Messaggioda Info-Scuole.it » 01/04/2013, 15:01

Con la nota n.2446 del 13/04/12, ricordiamo che il Miur fornì chiarimenti alle scuole sugli stipendi dei supplenti brevi:

"LIQUIDAZIONE DEI COMPENSI AI SUPPLENTI BREVI E SALTUARI
Pervengono a questa Direzione Generale richieste di chiarimenti sulle modalità di liquidazione dei compensi al personale scolastico supplente breve e saltuario nelle istituzioni scolastiche.
In relazione a ciò si ritiene opportuno portare a conoscenza di codeste Istituzioni Scolastiche le modalità, condivise da questa Amministrazione, seguite dal Service Personale Tesoro del Ministero dell’Economia e delle Finanze per la liquidazione di cui sopra per il personale scolastico a tempo determinato (supplenti annuali, supplenti sino al termine delle lezioni e supplenti brevi e saltuari di cui al DL 147/2007) le cui partite di spesa fissa sono gestite dal Service medesimo in qualità di ordinatore secondario di spesa.
Per liquidare il compenso fisso dovuto a personale titolare di un contratto di lavoro dipendente per supplenza breve e saltuaria ciascuna Scuola farà quindi riferimento alle regole illustrate all’Allegato A, dove è consultabile un esempio di liquidazione fornito da SPT al netto della tredicesima e riferito ad un docente di scuola secondaria di 2° grado, supplente breve e saltuario e impiegato per un intero mese lavorativo a 18 ore settimanali.

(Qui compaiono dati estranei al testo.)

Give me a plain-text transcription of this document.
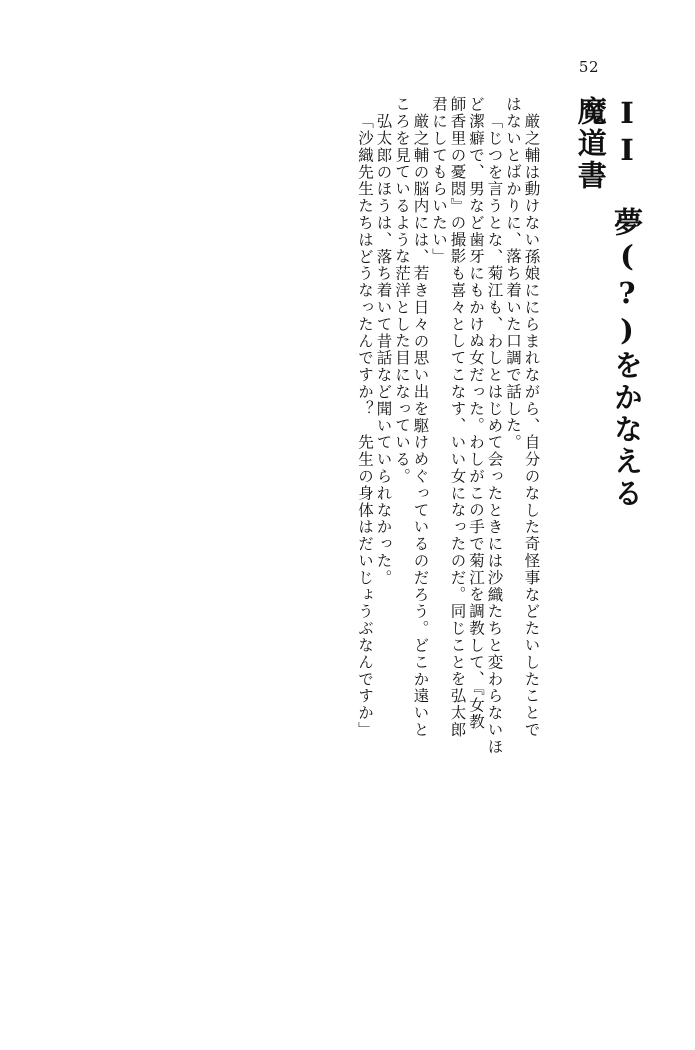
52
II 夢(?)をかなえる魔道書
厳之輔は動けない孫娘ににらまれながら、自分のなした奇怪事などたいしたことで
はないとばかりに、落ち着いた口調で話した。
「じつを言うとな、菊江も、わしとはじめて会ったときには沙織たちと変わらないほ
ど潔癖で、男など歯牙にもかけぬ女だった。わしがこの手で菊江を調教して、『女教
師香里の憂悶』の撮影も喜々としてこなす、いい女になったのだ。同じことを弘太郎
君にしてもらいたい」
厳之輔の脳内には、若き日々の思い出を駆けめぐっているのだろう。どこか遠いと
ころを見ているような茫洋とした目になっている。
弘太郎のほうは、落ち着いて昔話など聞いていられなかった。
「沙織先生たちはどうなったんですか？　先生の身体はだいじょうぶなんですか」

Al riguardo, si tenga presente quanto segue:

- (a) stipendio mensile lordo dipendente al netto dell’IIS conglobata. Lo stipendio mensile lordo dipendente del personale supplente breve e saltuario è definito dalla Tabella A allegata al CCNL 4 agosto 2011, rigo relativo alla fascia stipendiale “da 0 a 3 anni”. In particolare, per ottenere lo stipendio mensile lordo dipendente al netto dell’indennità integrativa speciale (IIS) conglobata nello stipendio, la somma indicata nella citata tabella per ciascuna qualifica stipendiale deve essere divisa per 12 e ridotta dell’importo dell’IIS conglobata.
- (b) IIS conglobata mensile. L’IIS conglobata nello stipendio è specificata, per ciascuna qualifica stipendiale, all’Allegato B alla presente, ove è indicato l’importo dovuto per un mese pieno ed orario corrispondente a quello settimanale d’obbligo.
- (c) Indennità di vacanza contrattuale mensile. L’indennità di vacanza contrattuale (cfr. protocollo 23 luglio 1993, articolo 2 comma 35 della legge n. 203/2008, legge finanziaria 2009 e analoghe disposizioni previste dal decreto legislativo n. 150/2009) è dovuta, dopo tre mesi di
vacanza contrattuale, nella misura del 30% del tasso di inflazione programmato (TIP) applicato ai minimi retributivi e nella misura del 50% del TIP dopo sei mesi di vacanza contrattuale. Nel caso del comparto Scuola, alla data della presente, l’IVC dovuta per un mese pieno di lavoro ed orario corrispondente a quello settimanale d’obbligo è indicata per ciascuna qualifica contrattuale all’Allegato C.
- (s) trattamento di fine rapporto (TFR). La legge 335/95 e successivi atti normativi (cfr. legge 448/98, DPCM 20/12/1999 e DPCM 2/3/2001) hanno disposto in merito al trattamento di fine rapporto (TFR) spettante al personale della Pubblica Amministrazione. Con le citate disposizioni e con successive circolari dell’Inpdap, che ne hanno chiarito gli aspetti applicativi, è stato stabilito che il TFR è applicabile, tra gli altri, anche ai lavoratori assunti a tempo determinato successivamente al 30 maggio 2000, e quindi anche a tutti i supplenti brevi e saltuari. La base di calcolo del TFR comprende gli emolumenti già valutati ai fini del calcolo dell’indennità di buonuscita. Anche la percentuale complessiva per la determinazione del contributo è uguale a quella per l’indennità di buonuscita e cioè il 9,60% dell’attuale base contributiva per il personale dello Stato. La differenza nel calcolo contributivo è che per il personale in regime di TFR il contributo del 2,5% a carico del lavoratore viene soppresso (art. 1 comma 2 dPCM 20/12/1999) e il versamento del 9,60% è a totale carico del datore di lavoro.
L’effetto della soppressione del contributo a carico del lavoratore non determina modifiche dell’imponibile fiscale (art. 1 comma 2 ultimo periodo del citato dPCM), né determina un incremento della retribuzione dei dipendenti soggetti a TFR poiché si è stabilito (art. 1 comma 3 del dPCM) che la retribuzione lorda del personale in TFR è ridotta in misura pari al contributo ex opera previdenza e che contestualmente si provvede ad un corrispondente incremento figurativo ai fini previdenziali e dell’applicazione delle norme sul trattamento di fine rapporto e ad ogni fine contrattuale. Per i supplenti brevi, quindi, la ritenuta per opera di previdenza consisterà nell’abbattimento del 2,50% della retribuzione lorda dipendente dello stipendio e nel versamento a carico del datore di lavoro del 9,60% sull’80% della retribuzione lorda.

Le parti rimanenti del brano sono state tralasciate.